There have been spectacular improvements since 1960 in the availability of food. China, for example, has increased its corn production by 213 percent, and global life expectancy has risen from 46 to 66 years.
But there is still a grim, dark side for God's children. Some 841 million are chronically malnourished, and there are 88 "food deficit" countries. Nearly 1 billion people are illiterate, two-thirds of them women; 60 percent of the 4.8 billion people in developing countries lack basic sanitation.
It is another kind of global demographics, however, that most occupies the attention of the Vatican. In 1990 there were 490 million Christians. In 2000 there are 1.6 billion. Catholics in Africa increased from very small numbers in 1900 to 120 million today.
What will the world picture be for Catholics in the year 2100? Could its adherents shrink from the present estimate of 1 billion? Or could the church with its incredible appeal grow to 2 billion or even more? These are questions that obviously galvanize the imagination of the pope.
In his address in India in November, John Paul stated that Christians evangelized Europe in the first 1,000 years of Christianity and spread the gospel to Latin America and Africa in the second millennium. He suggested that Christians in the third millennium will, or at least should, bring the gospel to India and to all of Asia in the third millennium.
But that aspiration is not necessarily what Catholics, especially Asian Catholics, regard as their priority. Catholics want to share the gospel with everyone, as Christ's words clearly direct. But how should this be done with the 2 billion persons, for example, in India and China?
Some Hindus made it clear on the occasion of the pope's visit that they do not want Christians to try to "convert" them. Many Muslims in the roughly 40 nations with a Muslim majority might well feel the same way. The danger inherent in an aggressive new program of evangelization is that it might exacerbate tensions among religions, and thus undercut the solidarity they need if they are to work together for justice.

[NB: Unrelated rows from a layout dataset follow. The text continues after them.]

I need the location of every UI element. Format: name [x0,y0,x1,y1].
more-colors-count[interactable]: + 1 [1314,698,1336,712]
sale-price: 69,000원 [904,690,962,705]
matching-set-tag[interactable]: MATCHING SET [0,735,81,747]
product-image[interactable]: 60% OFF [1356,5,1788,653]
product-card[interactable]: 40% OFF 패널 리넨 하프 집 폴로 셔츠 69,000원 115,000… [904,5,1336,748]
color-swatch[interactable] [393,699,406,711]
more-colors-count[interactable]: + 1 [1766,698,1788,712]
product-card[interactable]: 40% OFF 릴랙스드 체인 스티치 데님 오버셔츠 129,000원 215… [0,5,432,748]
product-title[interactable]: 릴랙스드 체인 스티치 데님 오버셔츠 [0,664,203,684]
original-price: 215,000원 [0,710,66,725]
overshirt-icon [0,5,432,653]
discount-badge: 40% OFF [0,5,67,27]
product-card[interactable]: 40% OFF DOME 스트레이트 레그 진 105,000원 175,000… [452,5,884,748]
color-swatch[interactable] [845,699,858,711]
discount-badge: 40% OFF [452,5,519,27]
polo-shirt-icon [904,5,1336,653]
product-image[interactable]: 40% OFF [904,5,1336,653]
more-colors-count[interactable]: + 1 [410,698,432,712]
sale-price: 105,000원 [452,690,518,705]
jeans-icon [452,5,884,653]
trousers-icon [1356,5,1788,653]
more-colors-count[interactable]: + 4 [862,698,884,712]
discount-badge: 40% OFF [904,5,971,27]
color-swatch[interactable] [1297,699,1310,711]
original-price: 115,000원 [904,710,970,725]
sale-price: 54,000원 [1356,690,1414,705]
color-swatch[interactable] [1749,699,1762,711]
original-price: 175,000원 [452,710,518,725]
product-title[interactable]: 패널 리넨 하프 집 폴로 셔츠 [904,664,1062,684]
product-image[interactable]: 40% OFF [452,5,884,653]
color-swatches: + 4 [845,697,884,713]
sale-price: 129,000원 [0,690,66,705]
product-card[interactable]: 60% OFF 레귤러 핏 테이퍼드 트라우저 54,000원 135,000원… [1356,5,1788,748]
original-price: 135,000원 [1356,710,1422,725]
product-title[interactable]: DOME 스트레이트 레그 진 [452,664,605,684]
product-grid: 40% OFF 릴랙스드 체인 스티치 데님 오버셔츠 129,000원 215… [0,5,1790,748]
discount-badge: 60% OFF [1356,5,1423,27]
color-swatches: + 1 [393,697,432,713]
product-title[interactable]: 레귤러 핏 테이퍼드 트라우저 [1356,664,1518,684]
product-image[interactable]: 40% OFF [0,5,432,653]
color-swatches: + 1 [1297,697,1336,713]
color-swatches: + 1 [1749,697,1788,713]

Christians must take as one of their highest priorities the alleviation of hunger and illiteracy in the developing nations. Over 1 billion people on the planet enter the new century unable to read or even to sign their names. Over 35,000 children die needlessly every day.
So one way to approach the population question would be to ask, which set of numbers should command our attention more: the number of Catholics in the world, or the number of starving people? If boosting one gets in the way of cutting the other, is it worth it? How do we choose?
No one pretends the answer are easy or clear. But these challenges come to us directly from God, who created us to live at this critical turning point in the history of the church and of the world.
Jesuit Fr. Robert Drinan is a professor at Georgetown University Law Center.